The same quiet conditions often prevail in parts of estuaries and other embayments. There is considerable marsh growth in Hamford Water, around Canvey Island and Sheppey in the Thames Estuary, in Chichester Harbour, in Southampton Water and Poole Harbour, on the upper parts of Plymouth Sound and Milford Haven, and in the Bristol Channel. Many other places round our coasts show similar growth. The principles of accumulation are similar everywhere and need not be analysed in further detail.

Reference has been made to beach-drifting, to the movement of dunes, and to tidal and other currents. Let us look generally at Great Britain in relation to wind-systems. The prevalent winds (i.e. those blowing most frequently) in any part of this country are from a westerly direction, usually somewhat south-westerly in England and Wales. On our western shores the dominant winds (i.e. those having greatest power or effect) also blow from the same general direction. On the east coast, however, the dominant winds come from the quarter between north and east. How any wind will affect a particular stretch of beach must depend greatly on local conditions. To take an example: south-westerly winds will have great effect in Mount’s Bay, but not just east of the Lizard Peninsula. Allowing, however, for detail of this kind, the westerlies are responsible in the main for eastward directed beach-drift along the Channel, for that up the Bristol Channel, and for that along the coasts of Cardigan Bay. Another factor is also important—the relation of wind-direction to the amount of open water off a particular coast. On the Cumberland coast, the direction of beach-drift is north and south from approximately St. Bee’s Head. This is in general conformity with the amount of open water off these two parts of the coast. However, the relationship is better seen on the east side of England. Along the Norfolk coast, excluding minor exceptions, the travel of beach material is on the whole westwards from Sheringham along the north coast and south-east and south from that same place along the east coast of the county. The dominant winds and waves approaching the Cromer-Sheringham coast are from the quarter between north and east: these, working in with the extent of open water offshore and with the general trend of the coast, are mainly responsible for the outward drift from that locality. The southward drift of beach material continues, apart from a few minor interruptions, as far as the Thames.

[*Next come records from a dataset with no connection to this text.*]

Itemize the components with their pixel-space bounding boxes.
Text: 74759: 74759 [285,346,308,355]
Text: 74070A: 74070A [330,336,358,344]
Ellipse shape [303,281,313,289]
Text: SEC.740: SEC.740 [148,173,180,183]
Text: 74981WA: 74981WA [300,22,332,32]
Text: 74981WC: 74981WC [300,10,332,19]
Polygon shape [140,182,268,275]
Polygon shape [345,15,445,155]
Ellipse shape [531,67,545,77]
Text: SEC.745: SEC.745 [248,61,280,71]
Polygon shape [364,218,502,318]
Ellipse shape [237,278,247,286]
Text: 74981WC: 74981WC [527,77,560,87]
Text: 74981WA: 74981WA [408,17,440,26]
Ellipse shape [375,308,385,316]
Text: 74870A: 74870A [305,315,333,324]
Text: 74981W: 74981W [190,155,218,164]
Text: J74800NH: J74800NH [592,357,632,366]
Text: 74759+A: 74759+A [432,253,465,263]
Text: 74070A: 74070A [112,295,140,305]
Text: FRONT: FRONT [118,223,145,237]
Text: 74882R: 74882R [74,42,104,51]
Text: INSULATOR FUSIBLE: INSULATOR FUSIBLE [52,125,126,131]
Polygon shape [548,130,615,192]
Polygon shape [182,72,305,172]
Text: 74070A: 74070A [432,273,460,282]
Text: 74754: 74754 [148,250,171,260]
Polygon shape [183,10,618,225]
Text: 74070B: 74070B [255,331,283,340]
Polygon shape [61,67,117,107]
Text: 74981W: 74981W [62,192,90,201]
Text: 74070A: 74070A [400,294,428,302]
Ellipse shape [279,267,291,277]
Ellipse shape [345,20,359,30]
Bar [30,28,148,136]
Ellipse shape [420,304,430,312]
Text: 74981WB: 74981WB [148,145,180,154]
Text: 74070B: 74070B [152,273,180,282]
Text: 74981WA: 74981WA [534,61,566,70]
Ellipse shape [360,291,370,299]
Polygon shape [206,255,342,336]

On the whole (except in the inner parts of the Firths of Tay and Forth) beach material travels southwards from north-eastern Aberdeenshire all down the east coast of Great Britain. It is, however, along the more open coast south of Flamborough Head that this is most noticeable. Along the south shore of the Moray Firth and the coast as far as Banff and even Rosehearty the general movement of beach material is to the west, and southwards from Wick it is also directed towards Dornoch Firth and Inverness.

On an indented coast of hard rocks it is difficult to generalise. Each separate bay usually has its own beach, and whatever solid stuff travels round the enclosing headlands does so below water level and cannot easily be traced. The individual coves of Cornwall, Devon, Pembrokeshire, the north coast of Scotland, and elsewhere may have their beaches temporarily removed by storms, but they will gather again in normal times. It is probably true to say that each bay has its own shingle and sand economy. On relatively deep water coasts, such as that of the west of Scotland, it is impossible to generalise about the travel of sand and silt.

The main contrasts we have made between the different parts of the coasts of Great Britain may perhaps be related to an even more general factor. Apart from the Lancashire coast, and excluding local occurrences of boulder clay, it is approximately true to say that a line joining the mouth of the Exe to that of the Tees separates a region of softer rocks and simpler structure to the south and east from a more complicated region of harder rocks to the west and north. The former is associated with long lines of open beach and sweeping curves along which beach and long-shore drifting are well exemplified. The latter is often a coast broken by inlets and hard and rocky lines of cliff, along which lateral movement is irregular.